A couple of months ago, when heading from the airport to home, I noticed a little magazine in the seat pocket ahead of me and, with nothing else to do, dug it out and gave it a read. It was a tourist guide to Southern Ontario, focusing on Toronto and the cities and towns surrounding it. Naturally, I flipped about halfway through to the “O” section to see what the editors would say about my home town of Oakville. They had a lot to say, as it happens. They mentioned the beauty of the old neighborhoods along the shores of Lake Ontario where many of the homes have stood for 100 years or more and where you need not even apply unless you’ve got at least seven digits to put toward your home. They mentioned the main street with all its quaint shops, boutiques and cafes and suggested that a person could easily spend a day there browsing, shopping, eating, snapping photographs. They wrote of the beautiful harbor, of some of the provincial parks and of the little museum dedicating to preserving the history of the area. They declared Oakville an exceptionally beautiful town and a must-visit for anyone who happens to be in the area.

As I finished up the Oakville section, I couldn’t help but think, “Wow. Oakville sounds like a really great place!” The editors’ description of my town opened my eyes, or re-opened my eyes, to some of the beauty I have lost in its familiarity. I see so many of these things so often that they have lost their interest, lost what sets them apart. It brought to mind the old cliche, “Familiarity breeds contempt.” When I see those grand old homes, I see inflated real estate prices and snobby kids who attend tens-of-thousands-of-dollars-a-year private schools that pretty much set them up for life in the local old boy network (and where their high schools are called “colleges” just to set them apart). When I see Lakeshore Road, the main street, I think of overpaid merchandise and far too little parking. I have rarely ventured into the local parks and have never set foot inside the museum. I suppose I’ve pretty much taken my town for granted. In all its familiarity it has eventually generated contempt. It’s just Oakville, right?

I would like to say that since that day I’ve taken a renewed interest in my town and have begun to see it for what it is. Maybe in some ways I have. The last time I went down to the old part of town I did pause to take in some of those grand old homes and to appreciate their beauty. And there is beauty in those homes–more so, I think, than the new builds that fill so much of the rest of the town. We recently went down to the edge of Lake Ontario, right near the museum, to shoot some family photographs and couldn’t help but note the beauty of the parks and the unique character of the old part of the town. It is picturesque, without a doubt.

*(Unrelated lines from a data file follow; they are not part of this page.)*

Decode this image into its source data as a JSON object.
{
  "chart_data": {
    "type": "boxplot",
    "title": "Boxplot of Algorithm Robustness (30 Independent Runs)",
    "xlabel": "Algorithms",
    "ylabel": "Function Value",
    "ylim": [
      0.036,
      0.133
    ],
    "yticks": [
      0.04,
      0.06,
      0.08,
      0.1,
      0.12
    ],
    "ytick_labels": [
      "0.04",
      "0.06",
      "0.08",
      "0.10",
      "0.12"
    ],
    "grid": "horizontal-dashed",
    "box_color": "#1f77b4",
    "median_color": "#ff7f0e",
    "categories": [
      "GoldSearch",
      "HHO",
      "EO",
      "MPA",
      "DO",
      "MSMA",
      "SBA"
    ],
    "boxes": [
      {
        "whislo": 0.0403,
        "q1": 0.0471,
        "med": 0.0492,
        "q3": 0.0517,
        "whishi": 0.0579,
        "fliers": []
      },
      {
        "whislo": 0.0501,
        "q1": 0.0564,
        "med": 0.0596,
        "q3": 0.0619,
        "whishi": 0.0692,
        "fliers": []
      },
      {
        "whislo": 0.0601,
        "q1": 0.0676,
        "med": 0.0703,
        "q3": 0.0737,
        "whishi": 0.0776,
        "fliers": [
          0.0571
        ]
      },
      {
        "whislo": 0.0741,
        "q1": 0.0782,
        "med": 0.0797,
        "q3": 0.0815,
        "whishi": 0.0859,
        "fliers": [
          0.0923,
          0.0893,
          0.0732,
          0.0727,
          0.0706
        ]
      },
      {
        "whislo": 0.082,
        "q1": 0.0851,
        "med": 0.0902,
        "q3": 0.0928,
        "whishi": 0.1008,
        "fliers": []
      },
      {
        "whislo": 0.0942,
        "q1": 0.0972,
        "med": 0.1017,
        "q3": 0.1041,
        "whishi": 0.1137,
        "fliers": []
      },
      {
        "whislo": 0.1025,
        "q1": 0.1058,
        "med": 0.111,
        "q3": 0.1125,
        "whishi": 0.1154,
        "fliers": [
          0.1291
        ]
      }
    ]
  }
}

But even more than helping me appreciate the town I live in, simply reading this simple little magazine began to open my eyes to some of the other things in life I take for granted, some of the other things I’ve allowed to become too familiar. Some of God’s greatest gifts to me are the ones that are closest to me and it is discouraging that these are the very ones with which I am most likely to grow too familiar–so familiar that they begin to seem so drab, so…normal. The remarkable can so soon become unremarkable just by its closeness. The greatest gift can fade just because it is so accessible. Discontentment seems native to the human heart, at least in this sinful world. And I think we all are prone to allow the greatest, closest gifts to fade simply by virtue of their familiarity.